Of all the places to die, why choose school?
Ki-hyeong Park’s Whispering Corridors (Yeogo Goedam) balances commentary on the psychological and physical abuse found in South Korean girls’ schools, sympathy for a lost spirit dwelling equally in daylight and black of night, and a symbolic use of pouring blood to tell a story of loss, brief redemption, and continued loss.
It opens with the ghost prowling school grounds at night, seeking vengeance on a teacher who mistreated her. The discovery of the teacher’s hanging body the next day is seen first in the surprised face of the student who finds it, then next from behind her as she views it, but her head blocks our view.

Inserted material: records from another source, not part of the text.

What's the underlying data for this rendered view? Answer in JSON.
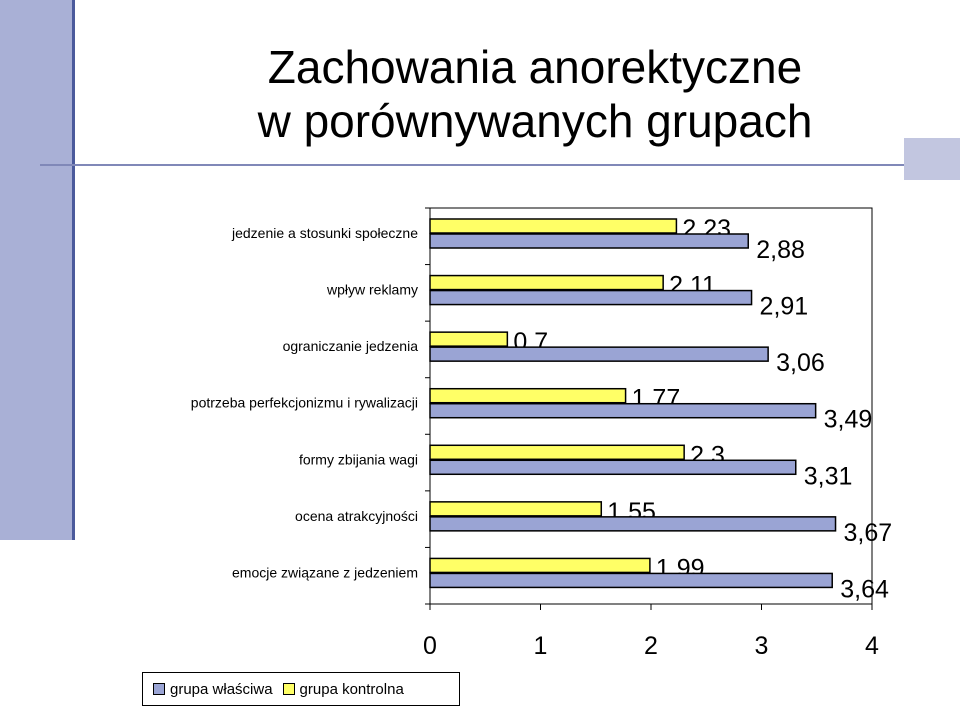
{
  "title_lines": [
    "Zachowania anorektyczne",
    "w porównywanych grupach"
  ],
  "colors": {
    "grupa_wlasciwa": "#9aa4d4",
    "grupa_kontrolna": "#ffff66"
  },
  "chart_data": {
    "type": "bar",
    "orientation": "horizontal",
    "categories": [
      "jedzenie a stosunki społeczne",
      "wpływ reklamy",
      "ograniczanie jedzenia",
      "potrzeba perfekcjonizmu i rywalizacji",
      "formy zbijania wagi",
      "ocena atrakcyjności",
      "emocje związane z jedzeniem"
    ],
    "series": [
      {
        "name": "grupa kontrolna",
        "values": [
          2.23,
          2.11,
          0.7,
          1.77,
          2.3,
          1.55,
          1.99
        ],
        "labels": [
          "2,23",
          "2,11",
          "0,7",
          "1,77",
          "2,3",
          "1,55",
          "1,99"
        ]
      },
      {
        "name": "grupa właściwa",
        "values": [
          2.88,
          2.91,
          3.06,
          3.49,
          3.31,
          3.67,
          3.64
        ],
        "labels": [
          "2,88",
          "2,91",
          "3,06",
          "3,49",
          "3,31",
          "3,67",
          "3,64"
        ]
      }
    ],
    "xlim": [
      0,
      4
    ],
    "xticks": [
      "0",
      "1",
      "2",
      "3",
      "4"
    ],
    "grid": false,
    "legend_position": "bottom-left",
    "legend": [
      "grupa właściwa",
      "grupa kontrolna"
    ]
  }
}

Finally, a step to her left and we see the entire body in the farground with the back of the student in the foreground, side by side. Other student’s reactions are then shown in still shots as they come upon the body.
Muted, somber colors inside and out lend starkness to the secrecy unfolding to discovery in the school, toned by the callous mistreatment of the students and the teachers’ indifference to their emotional needs. Male teachers in the school are chauvinistic and condenscending, and become violent with little provocation. Mr. Oh (Mad Dog, as the students call him), with his stick and sarcastic temperament, reminded me of a math teacher I suffered through one semester in grade school. He also carried a stick and whacked us on the head with it at little provocation. It is in this restrictive, competitive, and individuality-stifling environment the ghost haunts day and night: by day, as one of the students blending into class for years without any teacher realizing she’s hung around year after year, and by night as a vengeance spirit, murdering those teachers who mistreated her or mistreat other girls.
It isn’t impossible for a student to attend classes for years and not be noticed: I sat in two college classes, back to back, with the same boring professor and he didn’t remember my name or that I had taken another class with him the previous semester. And I sat in the second row, directly in front of him all that time. Park is simply emphasizing how teachers are more involved with keeping authority and class order instead of attending to students’ individual needs.
The ghost just wants to be normal, to relive her classroom life again and again in hopes of getting it right. She doesn’t want to harm anyone, but vindictive and sadistic teachers keep mistreating the students, bringing on her vengeance-side. While it appears only three times, each occurrence is heralded by supernatural events, leading to a bloody attack, but without gore. Blood isn’t used for shock value, especially at the end when a classroom becomes inundated with it, but to convey the flow of life can be either positive or negative, given the ghost of a chance either way.